しかし最近では上の段階を満たすためのテクノロジーが増えてきています。さらに上の段階を満たそうとするためのテクノロジーが
Transformative Technologyと呼ばれています。

Jeffery A. Martin教授

この6段階めの自己超越欲求を満たすテクノロジーは具体的になんなのか?

①精神的な疾患(鬱やノイローゼ等)を持つ人たちを支援するための技術
②精神疾患ではないが社会の中で他の人とうまくやっていくための技術
③社会でうまくやっている人達が、さらに精神的能力を高めるための技術
と定義されています。

③は、精神的能力の拡張という意味で、仏教の「悟り」の境地に近いとも思われます。

自分に合った方法を数カ月実践すればほとんどの人がPNSEに入れること、誰でも望めば、「欠乏の感覚」から「満たされた感覚」へと移行できることが、調査からわかっています。
これを瞑想だけでなく、テクノロジー観点で移行できるようにしようという領域がTransformative Technologyです。

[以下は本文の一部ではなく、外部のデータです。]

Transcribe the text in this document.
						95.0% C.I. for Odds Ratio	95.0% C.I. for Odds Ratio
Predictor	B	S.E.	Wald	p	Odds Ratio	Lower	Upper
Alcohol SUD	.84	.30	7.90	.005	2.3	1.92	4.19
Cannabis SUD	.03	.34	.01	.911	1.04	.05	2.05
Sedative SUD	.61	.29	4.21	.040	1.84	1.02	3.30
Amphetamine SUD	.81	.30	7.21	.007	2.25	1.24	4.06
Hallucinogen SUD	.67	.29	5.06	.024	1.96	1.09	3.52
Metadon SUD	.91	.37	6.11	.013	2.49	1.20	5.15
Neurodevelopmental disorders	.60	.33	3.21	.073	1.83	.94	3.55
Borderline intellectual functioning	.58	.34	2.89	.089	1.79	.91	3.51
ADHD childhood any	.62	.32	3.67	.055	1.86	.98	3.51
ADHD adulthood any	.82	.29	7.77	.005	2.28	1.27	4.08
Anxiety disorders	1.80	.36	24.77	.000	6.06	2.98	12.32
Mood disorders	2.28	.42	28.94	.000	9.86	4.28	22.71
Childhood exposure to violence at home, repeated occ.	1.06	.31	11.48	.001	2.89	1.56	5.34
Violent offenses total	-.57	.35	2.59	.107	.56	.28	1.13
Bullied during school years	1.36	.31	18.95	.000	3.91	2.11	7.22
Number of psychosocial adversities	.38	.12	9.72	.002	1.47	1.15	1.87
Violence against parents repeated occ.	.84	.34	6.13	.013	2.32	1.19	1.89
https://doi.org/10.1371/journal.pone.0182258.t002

恐れが少なく「どんなことがあっても自分は大丈夫だ」という基本的幸福感(fundamental well being)を保つということは、どういう状態なのだろうか。米ソフィア大学のJeffery A. Martin教授が、悟っている人、基本的幸福感を持っている人を2500人以上調査した結果、前回の記事に書いたように、悟り(心理学用語では「継続的非記号経験=PNSE」)に達した人には共通の体験があり、悟りには一定の継続的な段階があることが分かった。同教授はまた、PNSEに入る前と入った後の変化を調べるために、オンラインの瞑想プログラムを開発。同プログラム受講者の7割が4カ月でPNSEに入ることができたという調査結果を発表している。悟りはごく少数の修行者だけが到達することのできる境地と思われがちだが、同教授は「自分に合った瞑想方法とさえ出会うことができれば、ほとんどの人が短期間にPNSEに入ることができる」と語っている。
https://aishinbun.com/clm/20190104/1905/

Jeffery A. Martin教授は、満たされた心に達した人のことをFinderと表現し、聞き取り調査からそれぞれの体験をLocation1〜5+に分類しました。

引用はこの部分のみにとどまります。